83 years after leaving Stanford University just short of receiving a master of art degree in education, Hislop applauded the school’s announcement on Sunday. After reaching out to the university, her son-in-law learned that the final thesis, which had been her unfulfilled duty, was no longer needed.
Hislop said to Stanford for a story on her almost lifelong trip to a stage on campus, where a certificate with a Cardinal-red cover was placed in her hand, “I’ve been doing this work for years and it’s nice to be recognised with this degree.”
Hislop skipped the thesis in 1941, just before the United States entered World War II directly, as her fiancé was getting ready to be ordered into the army.
Despite this, her time at Stanford, which began in 1936, was productive; she graduated with a degree in undergraduate instruction before entering doctoral work.
According to Hislop, she had intended to attend law school, but her father refused to cover the cost, so she chose to teach instead of going to law school for the shorter term.
Hislop has stated that she simply needed to submit the final draft of her thesis, having finished her master’s coursework. Rather than staying in town, she went on her honeymoon to Fort Sill, an Army installation in Oklahoma, close to her husband’s post.
She admitted to the station, “It’s not my ideal location for a honeymoon, but I had no other option.”
Such a sacrifice, giving up her work for marriage and starting a family, was justified at the time as a means of aiding in the war effort. It was given up for the United States.
Having grown up in Los Angeles, the California girl moved to Yakima, Washington, with her husband George after the war, where he joined in the family’s ranching business.
Raising two kids focused Hislop’s attention on education, a desire she had nurtured in Palo Alto.
“I didn’t return to teaching, but I feel I put my teaching certificate to good use serving in committees and on boards and trying to improve the educational opportunities every chance I got,” she stated to the Yakima Herald-Republic in 2018.
According to the journal, she ran and won a seat on the Yakima School District Board of Directors because she disagreed with middle school curricula that required home economics but not advanced English for her daughter.
In addition, Hislop was effective in his advocacy for autonomous community college districts in Washington state when Yakima’s two-year college was part of the K–12 system.
Eventually, she was brought in to help collect money for the establishment of Heritage University, a women-led, women-founded college located 20 miles south of Yakima.
In order to support students attending the school, she organised the annual Bounty of the Valley Scholarship Dinner, which by 2018 had raised close to $6 million. The school lists Hislop as an emeritus board member.
Her name is attached to a scholarship at Yakima’s Pacific Northwest University, a medical and health sciences school: the Virginia Hislop Emergency Fund.
When Virginia Hislop was growing up in West Los Angeles, her aunt, the administrator of a public school in the Sawtelle Japantown neighbourhood, may have sparked her interest in universal access to education.
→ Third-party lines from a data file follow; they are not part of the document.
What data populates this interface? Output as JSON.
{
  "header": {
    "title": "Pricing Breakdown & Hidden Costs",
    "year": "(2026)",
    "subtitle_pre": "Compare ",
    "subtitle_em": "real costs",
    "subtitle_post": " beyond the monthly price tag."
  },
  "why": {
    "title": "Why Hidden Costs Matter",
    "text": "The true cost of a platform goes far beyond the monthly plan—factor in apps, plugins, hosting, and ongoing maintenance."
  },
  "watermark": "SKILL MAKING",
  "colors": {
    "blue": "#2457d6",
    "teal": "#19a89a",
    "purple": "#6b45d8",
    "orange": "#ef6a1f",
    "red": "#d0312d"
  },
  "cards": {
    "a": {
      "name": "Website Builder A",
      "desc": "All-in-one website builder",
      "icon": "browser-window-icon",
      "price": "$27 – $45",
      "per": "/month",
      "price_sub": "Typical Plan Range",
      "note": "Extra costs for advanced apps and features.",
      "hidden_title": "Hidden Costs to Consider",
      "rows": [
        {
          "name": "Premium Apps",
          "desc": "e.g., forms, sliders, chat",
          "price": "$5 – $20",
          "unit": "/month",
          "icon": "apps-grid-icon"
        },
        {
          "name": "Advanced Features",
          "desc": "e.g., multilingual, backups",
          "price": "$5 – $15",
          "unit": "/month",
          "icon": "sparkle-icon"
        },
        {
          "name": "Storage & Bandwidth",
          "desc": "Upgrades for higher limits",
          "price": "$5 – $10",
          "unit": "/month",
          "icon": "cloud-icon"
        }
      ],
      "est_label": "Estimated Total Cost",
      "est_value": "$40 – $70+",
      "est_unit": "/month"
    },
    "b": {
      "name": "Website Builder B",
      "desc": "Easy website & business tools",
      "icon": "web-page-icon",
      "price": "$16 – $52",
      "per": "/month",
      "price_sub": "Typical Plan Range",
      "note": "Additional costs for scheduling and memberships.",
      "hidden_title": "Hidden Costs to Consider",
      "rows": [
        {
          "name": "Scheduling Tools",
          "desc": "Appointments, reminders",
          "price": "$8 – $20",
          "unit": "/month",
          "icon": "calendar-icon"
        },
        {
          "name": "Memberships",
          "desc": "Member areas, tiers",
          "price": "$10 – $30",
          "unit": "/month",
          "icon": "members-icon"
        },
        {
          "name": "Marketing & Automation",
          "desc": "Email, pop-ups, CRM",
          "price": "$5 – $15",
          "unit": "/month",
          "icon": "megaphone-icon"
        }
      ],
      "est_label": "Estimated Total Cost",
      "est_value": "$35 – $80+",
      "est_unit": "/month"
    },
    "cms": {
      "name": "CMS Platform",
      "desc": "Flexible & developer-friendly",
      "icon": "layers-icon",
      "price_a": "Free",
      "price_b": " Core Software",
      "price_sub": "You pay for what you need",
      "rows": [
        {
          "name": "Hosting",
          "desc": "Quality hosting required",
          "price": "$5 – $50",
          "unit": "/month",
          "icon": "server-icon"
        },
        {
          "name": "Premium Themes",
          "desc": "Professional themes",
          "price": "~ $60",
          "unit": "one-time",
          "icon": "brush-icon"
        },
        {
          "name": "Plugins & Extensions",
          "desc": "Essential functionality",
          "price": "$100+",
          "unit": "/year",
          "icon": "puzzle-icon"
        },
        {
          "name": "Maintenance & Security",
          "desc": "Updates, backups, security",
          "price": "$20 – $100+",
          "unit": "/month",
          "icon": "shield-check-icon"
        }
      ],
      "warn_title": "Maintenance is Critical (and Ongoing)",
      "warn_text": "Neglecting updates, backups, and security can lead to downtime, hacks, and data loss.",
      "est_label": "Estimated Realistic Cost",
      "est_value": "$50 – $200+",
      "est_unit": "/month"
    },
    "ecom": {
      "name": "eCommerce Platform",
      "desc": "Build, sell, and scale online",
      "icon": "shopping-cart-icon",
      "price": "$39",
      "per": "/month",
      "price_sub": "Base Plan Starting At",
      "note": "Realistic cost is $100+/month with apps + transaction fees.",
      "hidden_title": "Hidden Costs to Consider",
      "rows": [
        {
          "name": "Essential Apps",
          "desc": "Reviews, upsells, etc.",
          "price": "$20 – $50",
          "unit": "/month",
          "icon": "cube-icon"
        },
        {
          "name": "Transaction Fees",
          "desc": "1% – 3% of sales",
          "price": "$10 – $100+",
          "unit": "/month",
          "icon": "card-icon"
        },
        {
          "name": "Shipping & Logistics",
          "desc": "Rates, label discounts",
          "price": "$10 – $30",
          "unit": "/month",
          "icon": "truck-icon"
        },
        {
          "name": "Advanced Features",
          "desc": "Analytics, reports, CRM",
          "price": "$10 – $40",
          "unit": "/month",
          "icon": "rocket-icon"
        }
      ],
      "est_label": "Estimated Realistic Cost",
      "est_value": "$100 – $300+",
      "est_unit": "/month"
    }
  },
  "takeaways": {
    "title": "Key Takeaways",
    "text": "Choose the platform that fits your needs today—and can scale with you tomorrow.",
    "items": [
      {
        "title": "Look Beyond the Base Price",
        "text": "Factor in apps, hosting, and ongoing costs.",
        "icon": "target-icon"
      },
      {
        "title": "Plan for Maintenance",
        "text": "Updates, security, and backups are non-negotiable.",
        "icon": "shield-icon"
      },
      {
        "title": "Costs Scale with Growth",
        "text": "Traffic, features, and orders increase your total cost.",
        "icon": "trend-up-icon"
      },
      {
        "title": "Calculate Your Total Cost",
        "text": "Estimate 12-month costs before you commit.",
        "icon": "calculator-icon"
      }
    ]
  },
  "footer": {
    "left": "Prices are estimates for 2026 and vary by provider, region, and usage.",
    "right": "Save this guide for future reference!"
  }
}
A Civil War veteran’s home and care centre served as the area’s original focal point, but Japanese Americans and Latinos eventually began to inhabit Sawtelle.
Hislop told the Yakima Herald-Republic that she was struck by her aunt’s story of how education transformed lives on the Westside of Los Angeles.
According to her statement to the publication, “Aunt Nora would tell us about some of the Hispanic students in her school and how they were doing and the difference that education made for them.” “It seemed to me that having an education would open up limitless opportunities for you in the future, while not having one would.”
After a lifetime of promoting public education for all, she recently earned a degree in punctuation.
Hislop was given her master’s degree by Daniel Schwartz, dean of Stanford’s Graduate School of Education, on Sunday. The dean described Hislop as “a fierce advocate for equity and the opportunity to learn.”